Plasmids used in this study

pYAP1Myc-Yap1 (CEN URA3)Delaunay (2000)
pYAP1-c-CRDMyc-Yap1C598T,C620A,C629T (CENURA3)Delaunay (2000)
pYAP1-n-CRDMyc-Yap1C303A,C310A,C315A (CENURA3)Delaunay (2000)
pYAP1-NES*Myc-Yap1L619S,L623S (CENURA3)Delaunay (2000)
pHOJ150rxYFP under PGK1 control (TRP1, LEU2)Østergaard (2004)
pCO114Glr1M17L (CENLEU2)Outten & Culotta (2004)
pCO116Glr1M1L (CENLEU2)Outten & Culotta (2004)
pMT102GSH1 fused to tetO7 promoter (pRS306 backbone)This study

Spot test for sensitivity to DPS

Yeast cultures were grown to exponential phase (OD600 nm between 0.5 and 1) and subsequently reconcentrated and serially diluted to different cellular concentrations as indicated. Five microliters of each cell suspension was spotted onto agar plates containing various concentrations of DPS. Growth was registered 2 and 5 days after incubation at 30°C. All phenotypes described in this work were confirmed by multiple tests.

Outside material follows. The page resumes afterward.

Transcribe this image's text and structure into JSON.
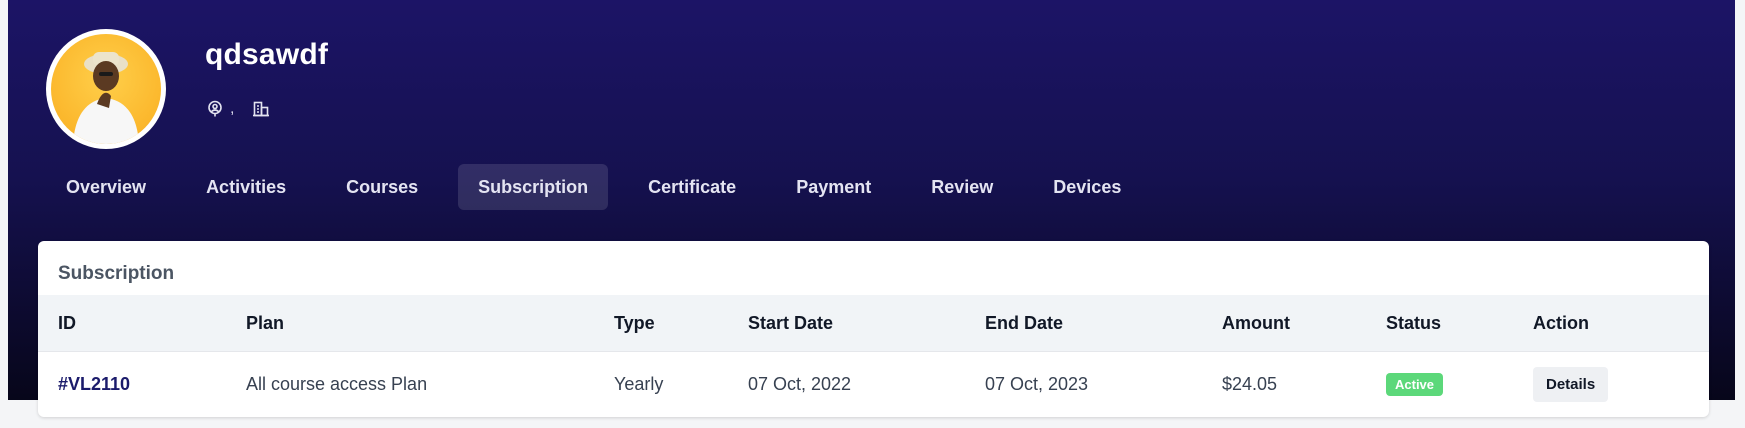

Examination of rxYFP redox state by fluorescence

The redox state of the fluorescent protein reporter rxYFP was determined essentially as previously described (Østergaard, 2004). Strains were grown in SC medium without leucine. The fluorescence intensity was monitored with a Perkin-Elmer Luminescence Spectrometer LS50B equipped with an XF3074 emission filter (Omega Optical Inc.) and thermostatic control for 30°C.

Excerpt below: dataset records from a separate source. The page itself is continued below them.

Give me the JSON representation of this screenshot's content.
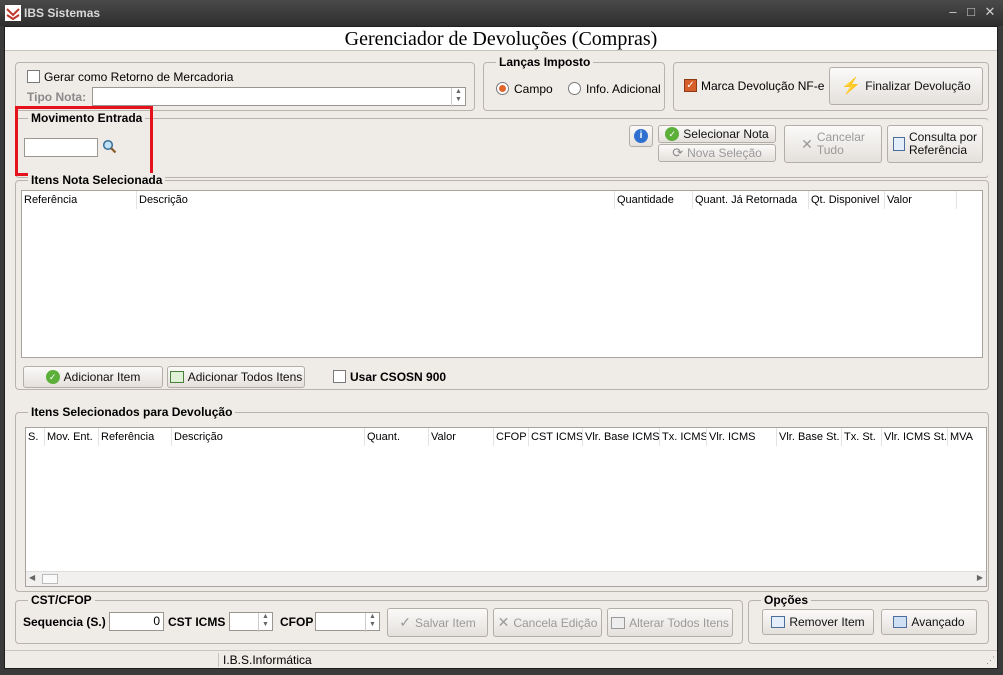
{
  "app": {
    "title": "IBS Sistemas"
  },
  "header": {
    "title": "Gerenciador de Devoluções (Compras)"
  },
  "top": {
    "gerar_retorno_label": "Gerar como Retorno de Mercadoria",
    "tipo_nota_label": "Tipo Nota:",
    "tipo_nota_value": "",
    "lancas_imposto_title": "Lanças Imposto",
    "radio_campo": "Campo",
    "radio_info": "Info. Adicional",
    "marca_devolucao_label": "Marca Devolução NF-e",
    "finalizar_label": "Finalizar Devolução"
  },
  "movimento": {
    "title": "Movimento Entrada",
    "value": ""
  },
  "actions": {
    "selecionar_nota": "Selecionar Nota",
    "nova_selecao": "Nova Seleção",
    "cancelar_tudo_1": "Cancelar",
    "cancelar_tudo_2": "Tudo",
    "consulta_1": "Consulta por",
    "consulta_2": "Referência"
  },
  "itens_nota": {
    "title": "Itens Nota Selecionada",
    "columns": [
      "Referência",
      "Descrição",
      "Quantidade",
      "Quant. Já Retornada",
      "Qt. Disponivel",
      "Valor"
    ],
    "adicionar_item": "Adicionar Item",
    "adicionar_todos": "Adicionar Todos Itens",
    "usar_csosn": "Usar CSOSN 900"
  },
  "itens_devolucao": {
    "title": "Itens Selecionados para Devolução",
    "columns": [
      "S.",
      "Mov. Ent.",
      "Referência",
      "Descrição",
      "Quant.",
      "Valor",
      "CFOP",
      "CST ICMS",
      "Vlr. Base ICMS",
      "Tx. ICMS",
      "Vlr. ICMS",
      "Vlr. Base St.",
      "Tx. St.",
      "Vlr. ICMS St.",
      "MVA"
    ]
  },
  "cst": {
    "title": "CST/CFOP",
    "sequencia_label": "Sequencia (S.)",
    "sequencia_value": "0",
    "cst_icms_label": "CST ICMS",
    "cfop_label": "CFOP",
    "salvar_item": "Salvar Item",
    "cancela_edicao": "Cancela Edição",
    "alterar_todos": "Alterar Todos Itens"
  },
  "opcoes": {
    "title": "Opções",
    "remover_item": "Remover Item",
    "avancado": "Avançado"
  },
  "status": {
    "company": "I.B.S.Informática"
  },
  "colors": {
    "highlight": "#e5121e",
    "accent": "#e0662c",
    "background": "#efebe7"
  }
}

Determination of GSH and GSSG levels in yeast samples

The intracellular levels of GSH and GSSG were determined by HPLC using derivatization with N-(1-pyrenyl)maleimide (NPM) as described elsewhere (Winters, 1995) and optimized for yeast (Østergaard, 2004). The samples consisted of 20 mL of SC-grown yeast cultures harvested at OD600 nm of 0.4–0.5. NPM-derivatized thiols were determined by HPLC using a ReliaSil C18-AQ column (5 mm, 250 × 4.6 mm; Column Engineering Inc.) and fluorescence detection with excitation at 330 nm and emission at 375 nm.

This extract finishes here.